Beyond neurons: Involvement of urothelial and glial cells in bladder function

Abstract

Aim: The urothelium, or epithelial lining of the lower urinary tract (LUT), is likely to play an important role in bladder function by actively communicating with bladder nerves, smooth muscle, and cells of the immune and inflammatory systems. Recent evidence supports the importance of non-neuronal cells that may extend to both the peripheral and central processes of the neurons that transmit normal and nociceptive signals from the urinary bladder. Using cats diagnosed with a naturally occurring syndrome termed feline interstitial cystitis (FIC), we investigated whether changes in physiologic parameters occur within 3 cell types associated with sensory transduction in the urinary bladder: 1) the urothelium, 2) identified bladder dorsal root ganglion (DRG) neurons and 3) grey matter astrocytes in the lumbosacral (S1) spinal cord. As estrogen fluctuations may modulate the severity of many chronic pelvic pain syndromes, we also examined whether 17beta-estradiol (E2) alters cell signaling in rat urothelial cells.

Results: We have identified an increase in nerve growth factor (NGF) and substance P (SP) in urothelium from FIC cats over that seen in urothelium from unaffected (control) bladders. The elevated NGF expression by FIC urothelium is a possible cause for the increased cell body size of DRG neurons from cats with FIC, reported in this study. At the level of the spinal cord, astrocytic GFAP immuno-intensity was significantly elevated and there was evidence for co-expression of the primitive intermediate filament, nestin (both indicative of a reactive state) in regions of the FIC S1 cord (superficial and deep dorsal horn, central canal and laminae V-VIl) that receive input from pelvic afferents. Finally, we find that E2 triggers an estrus-modifiable activation of p38 MAPK in rat urothelial cells. There were cyclic variations with E2-mediated elevation of p38 MAPK at both diestrus and estrus, and inhibition of p38 MAPK in proestrous urothelial cells.

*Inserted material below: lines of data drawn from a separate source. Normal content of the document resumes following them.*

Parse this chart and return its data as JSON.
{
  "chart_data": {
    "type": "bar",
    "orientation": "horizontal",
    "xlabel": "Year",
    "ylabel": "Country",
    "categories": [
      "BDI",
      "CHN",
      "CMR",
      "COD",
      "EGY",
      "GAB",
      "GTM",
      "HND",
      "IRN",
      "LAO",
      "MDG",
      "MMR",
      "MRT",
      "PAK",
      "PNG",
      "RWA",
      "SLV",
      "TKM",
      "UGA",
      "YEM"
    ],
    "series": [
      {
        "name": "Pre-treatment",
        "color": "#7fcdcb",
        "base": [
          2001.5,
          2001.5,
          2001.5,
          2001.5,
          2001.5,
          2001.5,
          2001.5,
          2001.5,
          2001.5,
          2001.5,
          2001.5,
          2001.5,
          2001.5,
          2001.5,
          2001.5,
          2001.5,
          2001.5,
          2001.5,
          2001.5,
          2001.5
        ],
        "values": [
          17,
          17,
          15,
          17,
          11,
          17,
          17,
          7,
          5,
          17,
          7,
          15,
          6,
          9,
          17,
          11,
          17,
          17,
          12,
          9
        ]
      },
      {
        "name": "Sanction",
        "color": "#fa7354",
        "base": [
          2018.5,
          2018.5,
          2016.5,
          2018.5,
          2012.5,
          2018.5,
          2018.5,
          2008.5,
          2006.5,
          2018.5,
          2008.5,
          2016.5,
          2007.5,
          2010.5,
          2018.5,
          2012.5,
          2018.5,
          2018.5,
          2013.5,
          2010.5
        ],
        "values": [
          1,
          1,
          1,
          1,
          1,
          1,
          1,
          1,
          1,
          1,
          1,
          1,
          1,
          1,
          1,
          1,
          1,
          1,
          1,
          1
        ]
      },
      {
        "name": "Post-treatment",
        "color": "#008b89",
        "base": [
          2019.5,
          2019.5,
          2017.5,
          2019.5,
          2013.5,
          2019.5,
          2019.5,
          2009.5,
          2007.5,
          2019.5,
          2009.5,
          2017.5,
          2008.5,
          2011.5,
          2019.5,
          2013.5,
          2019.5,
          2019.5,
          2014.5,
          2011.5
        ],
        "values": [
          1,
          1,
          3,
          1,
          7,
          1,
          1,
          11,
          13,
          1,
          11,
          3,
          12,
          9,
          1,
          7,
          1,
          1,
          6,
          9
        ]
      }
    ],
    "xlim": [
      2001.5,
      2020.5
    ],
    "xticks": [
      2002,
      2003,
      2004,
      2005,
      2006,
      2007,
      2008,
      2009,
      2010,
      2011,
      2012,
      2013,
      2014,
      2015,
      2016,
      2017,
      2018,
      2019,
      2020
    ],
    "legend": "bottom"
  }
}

Conclusion: Though urothelial cells are often viewed as bystanders in the processing of visceral sensation, these and other findings support the view that these cells function as primary transducers of some physical and chemical stimuli. In addition, the pronounced activation of spinal cord astrocytes in an animal model for bladder pain syndrome (BPS) may play an important role in the pain syndrome and open up new potential approaches for drug intervention.

Fig. 1

Cross-section of urinary bladder wall. H&E stained cross-section of the cat urinary bladder wall.

Fig. 2

E2 triggers an estrus-modifiable activation of p38 MAP kinase in rat urothelial cells. Urothelial cells isolated from rats in diestrus, proestrus, and estrus phases were treated with 10 nM of β-estradiol (or vehicle, saline) for 60 min. Levels of phospho-p38 in cellular whole cell lysates were determined after Western blotting. *P < 0.05; Mann–Whitney rank sum test; n = 2–4.

Fig. 3

Diameter distribution of identified DRG neurons in FIC and normal cats. Mean number (±SEM) of identified (fast-blue dye labeled) DRG neurons in a minimum of 10 sections of the S1 DRG from FIC (n = 4) and normal (n = 4) animals.

Fig. 4

Increased GFAP immuno-intensity from FIC as compared to unaffected cat spinal cord. GFAP immuno-intensity levels in the S1 spinal cord superficial and deep dorsal horn; lamina × (surrounding the central canal) and the sacral parasympathetic nucleus (SPN region) from cats with FIC are higher compared with similar regions from unaffected cats (unpaired t-test; n = 4 each, FIC and unaffected).

Fig. 5

GFAP immuno-intensity in FIC and normal cat spinal cord. The immunointensity of glial fibrillary acidic protein (GFAP), an intermediate filament protein found in astrocytes, is significantly elevated in lower lumbosacral (S1) FIC spinal cord. a: Representative image of astrocytes (green—GFAP astrocytic marker; blue-4′,6-diamidino-2-phenylindole (DAPI)—used to stain cell nuclei) in S1 spinal cord dorsal horn (DH) region from a healthy cat as compared with similar S1 DH spinal cord region from an FIC cat (in b). c: FIC astrocytes (GFAP, green) co-express the intermediate filament, nestin (red), indicating a reactive state (blue—DAPI, nuclear marker). Scale bars: (a,b) 100 μm; (c), 10 μm.